Depuis 1999, la série est adaptée en (dessin) animé. Beaucoup l’ont découverte à la télévision ou sur Internet. Loin d’être réservée aux enfants, One Piece compte au Japon 88% de lecteurs adultes. Une statistique surprenante qui montre à quel point le manga est ancré dans la culture nippone. Les gens grandissent avec elle; ceux qui avaient 15 ans en 1997 ont vieilli mais continuent de lire les aventures délirantes des chasseurs de trésors.

«La Comédie humaine»

Alors que certaines séries télé se perdent dans leurs contradictions dès la troisième saison, Eiichiro Oda sait parfaitement où il va. Au point de prétendre avoir en tête la dernière case de son manga depuis le début de la saga. L’auteur utilise tout au long de son aventure le foreshadowing, un procédé narratif qui consiste à semer tout au long de l’histoire des indices sur la suite de l’aventure, chaque phrase de chaque personnage pouvant ainsi contenir une information qui se révélera capitale dans un prochain chapitre… ou dans dix ans.

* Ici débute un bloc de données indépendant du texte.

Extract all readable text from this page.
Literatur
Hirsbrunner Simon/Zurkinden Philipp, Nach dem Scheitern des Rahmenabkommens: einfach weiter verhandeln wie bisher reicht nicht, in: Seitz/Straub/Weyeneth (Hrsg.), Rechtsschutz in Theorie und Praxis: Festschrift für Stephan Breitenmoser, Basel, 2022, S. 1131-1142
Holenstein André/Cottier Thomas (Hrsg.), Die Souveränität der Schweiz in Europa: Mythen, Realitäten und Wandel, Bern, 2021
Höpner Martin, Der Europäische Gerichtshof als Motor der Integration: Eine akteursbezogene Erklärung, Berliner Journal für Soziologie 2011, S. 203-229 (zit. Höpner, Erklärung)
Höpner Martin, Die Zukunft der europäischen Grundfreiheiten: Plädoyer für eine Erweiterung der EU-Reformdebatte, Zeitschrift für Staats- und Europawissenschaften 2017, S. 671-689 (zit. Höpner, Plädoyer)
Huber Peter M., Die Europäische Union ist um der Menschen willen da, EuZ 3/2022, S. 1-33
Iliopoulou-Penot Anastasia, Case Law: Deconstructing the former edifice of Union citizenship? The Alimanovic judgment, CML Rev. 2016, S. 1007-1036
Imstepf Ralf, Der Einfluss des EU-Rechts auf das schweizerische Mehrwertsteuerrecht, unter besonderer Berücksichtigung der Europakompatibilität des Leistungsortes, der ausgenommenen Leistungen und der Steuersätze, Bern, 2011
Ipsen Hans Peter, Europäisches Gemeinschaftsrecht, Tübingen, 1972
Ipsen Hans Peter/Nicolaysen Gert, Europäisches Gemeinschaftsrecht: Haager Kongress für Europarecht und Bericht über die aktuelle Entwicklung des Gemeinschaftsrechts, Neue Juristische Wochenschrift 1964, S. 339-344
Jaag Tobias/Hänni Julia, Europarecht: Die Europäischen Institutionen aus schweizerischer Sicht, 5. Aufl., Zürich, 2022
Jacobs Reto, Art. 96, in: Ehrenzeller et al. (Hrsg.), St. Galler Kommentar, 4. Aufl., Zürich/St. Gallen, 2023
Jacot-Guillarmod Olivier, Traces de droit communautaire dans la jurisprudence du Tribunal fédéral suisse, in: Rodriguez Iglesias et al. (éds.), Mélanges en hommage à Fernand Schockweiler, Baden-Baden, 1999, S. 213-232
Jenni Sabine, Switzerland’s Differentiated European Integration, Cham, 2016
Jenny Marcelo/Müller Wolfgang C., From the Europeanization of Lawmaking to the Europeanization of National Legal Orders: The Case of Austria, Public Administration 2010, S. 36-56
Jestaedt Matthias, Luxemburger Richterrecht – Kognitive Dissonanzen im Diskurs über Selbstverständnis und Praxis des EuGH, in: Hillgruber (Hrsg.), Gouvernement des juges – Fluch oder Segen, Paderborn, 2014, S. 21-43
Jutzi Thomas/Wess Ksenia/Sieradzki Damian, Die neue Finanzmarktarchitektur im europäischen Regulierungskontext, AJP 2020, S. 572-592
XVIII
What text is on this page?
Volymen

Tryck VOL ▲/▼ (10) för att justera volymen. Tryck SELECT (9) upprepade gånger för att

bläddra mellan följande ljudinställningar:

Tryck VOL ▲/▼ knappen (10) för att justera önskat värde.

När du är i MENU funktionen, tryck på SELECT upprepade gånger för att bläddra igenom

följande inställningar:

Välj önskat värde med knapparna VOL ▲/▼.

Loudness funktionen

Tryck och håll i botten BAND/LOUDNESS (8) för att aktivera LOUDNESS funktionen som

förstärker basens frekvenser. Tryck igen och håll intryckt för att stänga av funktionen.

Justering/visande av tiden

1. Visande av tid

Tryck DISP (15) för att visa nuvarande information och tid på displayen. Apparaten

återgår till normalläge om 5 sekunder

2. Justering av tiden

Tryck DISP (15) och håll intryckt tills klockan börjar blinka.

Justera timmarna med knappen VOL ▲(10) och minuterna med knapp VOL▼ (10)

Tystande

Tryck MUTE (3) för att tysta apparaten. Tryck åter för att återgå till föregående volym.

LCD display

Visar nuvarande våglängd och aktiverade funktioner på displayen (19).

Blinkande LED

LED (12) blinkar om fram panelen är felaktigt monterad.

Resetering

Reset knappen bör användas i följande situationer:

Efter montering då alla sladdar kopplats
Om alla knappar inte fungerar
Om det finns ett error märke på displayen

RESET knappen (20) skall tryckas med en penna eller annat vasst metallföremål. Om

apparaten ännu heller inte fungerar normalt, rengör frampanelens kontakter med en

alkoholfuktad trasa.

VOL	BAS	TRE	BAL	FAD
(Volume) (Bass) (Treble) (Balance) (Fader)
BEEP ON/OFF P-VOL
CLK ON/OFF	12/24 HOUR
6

Les lecteurs du monde entier scrutent ainsi la moindre case à la loupe pour y découvrir de potentiels secrets, et spéculent sur les événements futurs. Ils sont d’autant plus accros que le dessin d’Eiichiro Oda ne laisse rien au hasard. Chaque coup de crayon y a sa place, les détails sont soignés, les arrière-plans travaillés à l’extrême. De par sa longévité, son ampleur et sa richesse, One Piece est peut-être plus qu’une BD… La Comédie humaine en format manga?


One Piece Day, samedi 3 juin, Bulle d’Asie, 22 rue des Deux-Marchés, Vevey.